とってもかっこいいと思いました。そ、そ、それに私、年上がタイプみたいだし。」
「だ、だ、だ、だから、その、いやいやとかじゃないって事です。梅原さんが私を信用してくれるなら、ですけれど。
でも本当にお仕事とか、世界だとか、国だとかそういう事じゃ無いって事です。
梅原さんがもし嫌でなかったら、お、お付き合いをするみたいな感じで思ってもらえれば良いと思います。」


「そ、その勿論、梅原さんの状況は判っています。その、SEXしないといけない事も。
だ、だからそういう所は普通のこ、恋人とはちょっと違うかもしれないんですけど。
それにその、私はした事がないのでそんなに自信はないんですけど、でも私そういうのも判ってますし、
その、一生懸命お相手しますし、それに、ええとそれにご飯も作れますし、お父さんに許可を貰えればお泊りもできます。ええとそれに、」
その、私結構お買い得だと思うんです。と俯きながら小さな声で和歌葉はそう言った。
思わず笑ってしまう。

「今、恋人はいないんだ。」
そう言うと和歌葉は顔を上げた。

「それにどうやら君のお父さんの話を聞いて思うに俺は恋人を一生作れそうにない。
少なくとも付き合う前に病院に行って徹底的に検査することを承知してくれる人が現れるまではね。
俺が思うにそんな人間は世界にもそうそうはいなさそうだし、第一その検査とやら、どの位掛かるのかも判らない。
正直言って、君のお父さんの言うとおり俺の相手は今のところ世界に君だけしかいないのかもしれない。」

和歌葉が俺の顔をじっと見る。

「まあ、でもはっきり言って俺は自分の状況をまだ良く理解できてない。
まだ今日起きてから3時間しか経ってないんだ。
朝のコーヒーも飲み終わってない状況だ。考える事はいっぱいありそうだしね。」

「はい。」


「とりあえず二人でコーヒーを飲むことにしないか?
それから、もしここの中を歩き回ってもいいなら案内してくれないかな。
もし新しい住処がこの近くにあるならそっちも。
お父さんに違う女性を頼んでみるか、それとも一人きりなるか、
それとも俺の相手は世界で君だけ、という事になるかどうか。
それを決めるのはその大仕事を終わらせてからってことにしよう。」

「はい!」
はっきりと頷いた和歌葉にコーヒーを持ってこさせて俺は和歌葉と並んで朝食を食べた。
食後のもう一杯のコーヒーを楽しんでいる最中、俺はふとある事を言わなければいけないと思って隣を見た。

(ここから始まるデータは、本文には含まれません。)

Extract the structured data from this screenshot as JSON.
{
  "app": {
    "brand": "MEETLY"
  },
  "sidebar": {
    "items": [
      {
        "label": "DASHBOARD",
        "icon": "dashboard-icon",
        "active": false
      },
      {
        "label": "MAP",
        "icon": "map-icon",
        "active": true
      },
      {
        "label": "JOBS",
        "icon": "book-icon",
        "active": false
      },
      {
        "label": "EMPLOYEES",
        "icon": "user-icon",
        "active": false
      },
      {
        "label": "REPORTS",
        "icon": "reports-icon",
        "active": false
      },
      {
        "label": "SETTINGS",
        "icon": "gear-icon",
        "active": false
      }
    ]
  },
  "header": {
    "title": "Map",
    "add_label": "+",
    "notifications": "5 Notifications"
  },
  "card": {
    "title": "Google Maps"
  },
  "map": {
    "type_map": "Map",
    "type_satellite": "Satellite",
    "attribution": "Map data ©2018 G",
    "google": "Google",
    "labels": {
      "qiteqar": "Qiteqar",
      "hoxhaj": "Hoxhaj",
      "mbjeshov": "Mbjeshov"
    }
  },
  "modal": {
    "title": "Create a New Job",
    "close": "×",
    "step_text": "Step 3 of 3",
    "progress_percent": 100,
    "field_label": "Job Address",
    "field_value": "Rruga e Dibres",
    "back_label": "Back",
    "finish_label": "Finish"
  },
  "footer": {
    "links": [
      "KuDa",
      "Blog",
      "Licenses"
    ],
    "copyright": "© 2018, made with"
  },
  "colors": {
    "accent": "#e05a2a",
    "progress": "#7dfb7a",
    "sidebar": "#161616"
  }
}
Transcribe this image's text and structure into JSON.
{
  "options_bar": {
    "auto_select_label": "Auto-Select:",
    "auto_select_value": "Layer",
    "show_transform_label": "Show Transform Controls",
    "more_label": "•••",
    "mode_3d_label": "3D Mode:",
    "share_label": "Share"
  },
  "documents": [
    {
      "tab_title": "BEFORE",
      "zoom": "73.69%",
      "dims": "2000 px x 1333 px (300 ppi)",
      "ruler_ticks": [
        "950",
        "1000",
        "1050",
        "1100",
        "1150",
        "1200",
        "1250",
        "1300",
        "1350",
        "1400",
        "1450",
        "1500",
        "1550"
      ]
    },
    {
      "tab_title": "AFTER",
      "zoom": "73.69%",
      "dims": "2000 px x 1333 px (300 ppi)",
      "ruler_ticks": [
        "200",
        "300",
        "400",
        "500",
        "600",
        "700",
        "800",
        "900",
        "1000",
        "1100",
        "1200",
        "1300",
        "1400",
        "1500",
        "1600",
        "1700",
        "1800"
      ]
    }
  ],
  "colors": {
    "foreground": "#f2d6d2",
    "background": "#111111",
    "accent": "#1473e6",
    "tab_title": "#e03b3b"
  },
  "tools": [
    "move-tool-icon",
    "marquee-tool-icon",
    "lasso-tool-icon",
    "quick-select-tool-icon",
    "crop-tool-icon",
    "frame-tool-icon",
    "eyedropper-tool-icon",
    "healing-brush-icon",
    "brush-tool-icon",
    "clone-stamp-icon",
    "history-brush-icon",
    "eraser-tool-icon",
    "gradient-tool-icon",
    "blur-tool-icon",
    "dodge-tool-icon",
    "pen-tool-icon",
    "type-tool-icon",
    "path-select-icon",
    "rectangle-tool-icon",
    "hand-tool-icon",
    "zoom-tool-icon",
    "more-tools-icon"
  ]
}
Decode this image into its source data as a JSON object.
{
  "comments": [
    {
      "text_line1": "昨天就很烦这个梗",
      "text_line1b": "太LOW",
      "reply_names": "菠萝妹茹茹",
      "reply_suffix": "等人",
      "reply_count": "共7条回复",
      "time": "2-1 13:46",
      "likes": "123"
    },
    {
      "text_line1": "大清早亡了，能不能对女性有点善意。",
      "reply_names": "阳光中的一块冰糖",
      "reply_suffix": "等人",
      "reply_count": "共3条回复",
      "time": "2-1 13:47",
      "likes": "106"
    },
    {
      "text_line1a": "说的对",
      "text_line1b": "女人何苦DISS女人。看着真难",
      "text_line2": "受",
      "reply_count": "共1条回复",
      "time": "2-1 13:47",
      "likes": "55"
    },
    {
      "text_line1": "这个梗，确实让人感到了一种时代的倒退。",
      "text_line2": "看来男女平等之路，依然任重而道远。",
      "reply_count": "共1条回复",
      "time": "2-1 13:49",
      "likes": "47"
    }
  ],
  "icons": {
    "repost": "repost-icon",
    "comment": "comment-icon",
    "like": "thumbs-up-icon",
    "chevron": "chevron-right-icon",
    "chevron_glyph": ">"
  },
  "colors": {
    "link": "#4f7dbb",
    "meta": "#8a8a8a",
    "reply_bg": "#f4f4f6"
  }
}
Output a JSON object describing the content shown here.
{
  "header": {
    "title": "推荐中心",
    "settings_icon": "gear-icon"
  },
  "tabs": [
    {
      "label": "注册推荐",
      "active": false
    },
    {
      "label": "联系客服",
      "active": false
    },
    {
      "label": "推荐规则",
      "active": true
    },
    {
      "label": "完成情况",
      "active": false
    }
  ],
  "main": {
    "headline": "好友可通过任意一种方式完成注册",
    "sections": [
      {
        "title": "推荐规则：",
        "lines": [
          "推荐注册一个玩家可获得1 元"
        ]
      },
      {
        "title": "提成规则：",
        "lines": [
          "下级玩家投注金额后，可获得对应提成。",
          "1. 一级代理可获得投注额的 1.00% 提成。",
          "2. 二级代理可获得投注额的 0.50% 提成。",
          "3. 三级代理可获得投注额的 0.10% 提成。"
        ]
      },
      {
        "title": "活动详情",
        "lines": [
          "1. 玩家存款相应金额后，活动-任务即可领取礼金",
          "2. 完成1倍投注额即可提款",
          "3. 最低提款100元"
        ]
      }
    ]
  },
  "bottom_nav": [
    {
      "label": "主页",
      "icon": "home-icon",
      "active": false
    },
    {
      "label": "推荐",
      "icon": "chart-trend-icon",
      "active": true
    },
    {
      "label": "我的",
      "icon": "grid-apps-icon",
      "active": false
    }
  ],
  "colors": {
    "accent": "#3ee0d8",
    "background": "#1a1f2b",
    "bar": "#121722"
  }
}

和歌葉がふうふうとコーヒーを拭いているのを見ながら俺は口を開いた。

「会ったばかりの年下の女の子にいう事じゃないし、正直信じられないテンポだけれど、
君も言ってくれた事だし場合が場合だから先に言っておくよ。
君はとても頭が良さそうだし、君の事はとても可愛いと思う。」
それに。実は俺は年上の美人よりも年下の美少女の方が好みだ。

耳まで赤くしながら呆然と俺の方を見る和歌葉に向けて俺はしかめつらしく頷いて見せた。